Iranian news reported Israelis sell women in stores

Last month there was a Ha'aretz article:
Women go on sale at Tel Aviv shopping center

Window display at Dizengoff Center shows real women with price tags in provocative installation aiming to battle sex trafficking.

Shoppers strolling through Dizengoff Center mall in Tel Aviv on Tuesday were confronted with a shocking widow display of women for sale, with price tags attached to them.

Upon closer inspection, it became obvious that the display was part of an installation by the Working Group Against the Trafficking of Women, part of a widespread campaign.

Seven unkempt young women stood in front of shoppers passing back and forth under a sign that read "Women for sale according to personal taste." Some of the women were made up to appear as if they had been beaten, and all had price tags that listed details such as age, weight, dimensions, and country of birth.

The stated purpose of the installation is to solicit a large amount of signatures to submit to the Minister of Justice, in order to put forth a private member's bill by Kadima MK Orit Zuaretz to criminalize johns who solicit sexual services. Members of the Working Group believe that a law like this could eradicate the phenomenon of trafficking in women.
This was a nice publicity stunt to get an important message across.

But in Iran, they used the article to claim that women really were being literally sold in Israeli stores.

Rajanews, saying it was quoting Ha'aretz, wrote
In an evident case of promoting indecency and moral corruption in Zionist society, women are displayed for sale in Israel’s chain stores… According to Haaretz, each woman has a label that includes her age, weight, dimensions and country of origin. Following pictures shed some light on modern slavery in Israel, the country which claims to be a democracy.

A blogger in Mideast Youth named  Mohammad Memarian noticed the deception and contacted Rajanews, which took down the article (you can still find it cached here.) But by that time, other Iranian news sites had picked up on the story, and those sites still show the false story today.

As Memarian wrote,
Given the frank, unambiguous article published in Haaretz, I can hardly imagine that this case could be a simple misunderstanding. Rather, it’s fair to believe that the original news editor/translator distorted the story, assuming that no one would ever dare to find the truth. Such a bitter fact that awkward distortion of the truth is still considered a suitable instrument to manipulate the minds of the audience.

Second implication of the event, however, is far more important.

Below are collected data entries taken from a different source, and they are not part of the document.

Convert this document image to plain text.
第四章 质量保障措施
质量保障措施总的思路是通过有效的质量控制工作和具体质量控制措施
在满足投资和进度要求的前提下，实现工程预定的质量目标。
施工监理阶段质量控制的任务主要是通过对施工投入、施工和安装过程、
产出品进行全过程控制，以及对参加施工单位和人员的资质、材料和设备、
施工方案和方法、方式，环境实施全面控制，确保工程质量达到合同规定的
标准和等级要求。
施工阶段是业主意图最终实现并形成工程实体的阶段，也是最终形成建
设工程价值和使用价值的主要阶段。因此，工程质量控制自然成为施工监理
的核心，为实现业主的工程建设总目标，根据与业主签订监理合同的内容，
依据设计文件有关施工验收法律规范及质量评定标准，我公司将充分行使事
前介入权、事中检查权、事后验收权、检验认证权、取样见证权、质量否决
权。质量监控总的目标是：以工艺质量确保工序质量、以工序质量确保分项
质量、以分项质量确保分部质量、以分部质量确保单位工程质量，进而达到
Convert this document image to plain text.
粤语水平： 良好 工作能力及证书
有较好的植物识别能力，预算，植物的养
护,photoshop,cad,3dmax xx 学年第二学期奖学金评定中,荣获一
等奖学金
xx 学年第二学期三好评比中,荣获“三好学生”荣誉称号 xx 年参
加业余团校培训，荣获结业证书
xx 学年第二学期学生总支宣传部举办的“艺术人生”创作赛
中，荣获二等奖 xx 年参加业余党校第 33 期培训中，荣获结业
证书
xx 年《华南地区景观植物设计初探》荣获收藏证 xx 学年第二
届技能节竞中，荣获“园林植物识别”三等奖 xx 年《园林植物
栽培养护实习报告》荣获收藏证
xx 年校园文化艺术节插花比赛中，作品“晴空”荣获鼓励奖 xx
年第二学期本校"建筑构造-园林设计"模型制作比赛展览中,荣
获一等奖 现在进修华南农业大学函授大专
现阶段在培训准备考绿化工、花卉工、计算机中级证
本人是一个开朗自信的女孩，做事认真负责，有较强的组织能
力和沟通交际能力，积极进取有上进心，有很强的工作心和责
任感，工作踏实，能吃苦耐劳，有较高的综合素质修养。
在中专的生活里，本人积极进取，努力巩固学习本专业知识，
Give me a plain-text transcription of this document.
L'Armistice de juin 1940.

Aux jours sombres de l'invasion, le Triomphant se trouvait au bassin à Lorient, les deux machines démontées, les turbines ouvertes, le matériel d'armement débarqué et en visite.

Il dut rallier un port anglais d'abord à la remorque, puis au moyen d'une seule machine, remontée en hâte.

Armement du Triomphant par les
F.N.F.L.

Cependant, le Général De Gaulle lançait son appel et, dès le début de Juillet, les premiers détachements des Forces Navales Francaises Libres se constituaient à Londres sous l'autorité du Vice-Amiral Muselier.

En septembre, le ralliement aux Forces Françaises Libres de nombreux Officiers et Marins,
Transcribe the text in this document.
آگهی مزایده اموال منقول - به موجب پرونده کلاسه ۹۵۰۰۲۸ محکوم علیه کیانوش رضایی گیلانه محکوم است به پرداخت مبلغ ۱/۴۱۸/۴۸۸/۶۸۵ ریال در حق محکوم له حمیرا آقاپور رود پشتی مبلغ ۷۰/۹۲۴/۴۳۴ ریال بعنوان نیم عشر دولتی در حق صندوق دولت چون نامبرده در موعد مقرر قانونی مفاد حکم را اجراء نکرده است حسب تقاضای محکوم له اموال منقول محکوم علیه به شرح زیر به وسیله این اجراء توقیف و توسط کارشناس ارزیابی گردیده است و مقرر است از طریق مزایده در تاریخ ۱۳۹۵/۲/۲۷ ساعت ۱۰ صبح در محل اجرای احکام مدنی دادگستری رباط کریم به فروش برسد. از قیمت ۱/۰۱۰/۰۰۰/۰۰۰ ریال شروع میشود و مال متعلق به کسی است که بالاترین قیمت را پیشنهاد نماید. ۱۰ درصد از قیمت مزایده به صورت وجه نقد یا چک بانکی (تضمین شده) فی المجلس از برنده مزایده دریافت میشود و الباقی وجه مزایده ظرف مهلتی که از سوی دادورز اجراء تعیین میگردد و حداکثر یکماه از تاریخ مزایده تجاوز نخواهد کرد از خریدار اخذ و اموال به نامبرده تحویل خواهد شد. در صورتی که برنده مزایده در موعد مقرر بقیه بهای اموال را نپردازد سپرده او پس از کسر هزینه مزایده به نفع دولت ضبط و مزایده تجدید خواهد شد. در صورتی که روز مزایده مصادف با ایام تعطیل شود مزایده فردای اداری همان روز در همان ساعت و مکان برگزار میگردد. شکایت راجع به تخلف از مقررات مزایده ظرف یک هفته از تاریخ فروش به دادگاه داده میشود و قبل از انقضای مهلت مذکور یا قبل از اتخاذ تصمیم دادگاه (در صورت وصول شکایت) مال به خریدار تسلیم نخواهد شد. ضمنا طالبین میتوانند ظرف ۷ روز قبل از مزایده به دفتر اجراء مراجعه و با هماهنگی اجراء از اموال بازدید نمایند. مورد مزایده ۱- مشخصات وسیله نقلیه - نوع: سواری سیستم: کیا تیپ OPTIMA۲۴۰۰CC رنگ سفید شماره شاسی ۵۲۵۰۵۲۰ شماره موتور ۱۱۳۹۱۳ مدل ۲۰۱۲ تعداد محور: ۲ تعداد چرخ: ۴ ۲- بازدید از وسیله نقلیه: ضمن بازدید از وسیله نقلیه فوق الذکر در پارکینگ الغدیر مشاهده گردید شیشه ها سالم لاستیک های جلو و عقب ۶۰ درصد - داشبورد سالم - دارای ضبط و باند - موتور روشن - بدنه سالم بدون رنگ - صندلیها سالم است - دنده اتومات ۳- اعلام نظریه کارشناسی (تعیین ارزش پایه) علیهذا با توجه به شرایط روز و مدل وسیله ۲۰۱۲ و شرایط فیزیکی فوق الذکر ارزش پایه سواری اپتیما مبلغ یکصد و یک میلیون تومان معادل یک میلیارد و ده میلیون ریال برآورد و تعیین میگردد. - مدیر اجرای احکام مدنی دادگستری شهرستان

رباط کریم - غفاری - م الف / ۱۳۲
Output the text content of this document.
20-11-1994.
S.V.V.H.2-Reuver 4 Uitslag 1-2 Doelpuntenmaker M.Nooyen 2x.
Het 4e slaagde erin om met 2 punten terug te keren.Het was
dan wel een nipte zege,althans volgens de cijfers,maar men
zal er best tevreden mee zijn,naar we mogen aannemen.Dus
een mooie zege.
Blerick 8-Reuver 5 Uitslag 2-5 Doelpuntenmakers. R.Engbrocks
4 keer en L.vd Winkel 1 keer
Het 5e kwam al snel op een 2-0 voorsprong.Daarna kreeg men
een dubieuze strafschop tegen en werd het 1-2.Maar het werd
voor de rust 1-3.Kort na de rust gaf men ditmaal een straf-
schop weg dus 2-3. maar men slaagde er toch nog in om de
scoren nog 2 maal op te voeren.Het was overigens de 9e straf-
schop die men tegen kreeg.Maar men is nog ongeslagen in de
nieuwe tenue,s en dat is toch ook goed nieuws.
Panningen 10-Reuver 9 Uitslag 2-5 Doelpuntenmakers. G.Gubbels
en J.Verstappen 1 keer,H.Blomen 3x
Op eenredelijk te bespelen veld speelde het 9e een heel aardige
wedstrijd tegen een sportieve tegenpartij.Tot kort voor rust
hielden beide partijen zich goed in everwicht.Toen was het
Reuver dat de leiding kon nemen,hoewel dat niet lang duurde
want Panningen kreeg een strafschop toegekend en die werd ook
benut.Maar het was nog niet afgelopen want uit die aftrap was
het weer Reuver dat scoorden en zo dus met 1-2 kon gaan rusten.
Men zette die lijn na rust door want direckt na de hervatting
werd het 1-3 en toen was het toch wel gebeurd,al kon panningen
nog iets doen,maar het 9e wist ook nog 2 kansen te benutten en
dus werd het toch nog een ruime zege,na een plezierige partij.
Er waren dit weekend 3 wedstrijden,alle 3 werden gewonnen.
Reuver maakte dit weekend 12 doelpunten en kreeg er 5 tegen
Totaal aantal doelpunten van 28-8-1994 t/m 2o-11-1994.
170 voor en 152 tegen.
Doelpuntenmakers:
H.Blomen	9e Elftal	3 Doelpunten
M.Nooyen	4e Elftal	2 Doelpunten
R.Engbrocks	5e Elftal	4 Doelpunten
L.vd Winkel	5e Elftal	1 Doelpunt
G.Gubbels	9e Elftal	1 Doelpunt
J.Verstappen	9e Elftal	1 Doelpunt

Many Iranians had visited the page, found the story to be consistent with their preconceived perception of the Jewish state, thus related to it and cached it in their long term memory as another indication of Israel’s brutality and corruption. The Israeli society I knew, however, could not be this wild and obscene. That is why I doubted the originality of the story, while many other people, even the educated and the elite, did not even give it a second thought. In other words, average Iranian perception of Israel is far different from the objective truth.
He then goes on to say "Unfortunately, the same point arguably applies to the Israeli side as well" which is largely false, showing that even the most enlightened Iranian doesn't know anything about how Israelis really think.

Even so, all credit to Memarian for noticing and acting on the falsehood.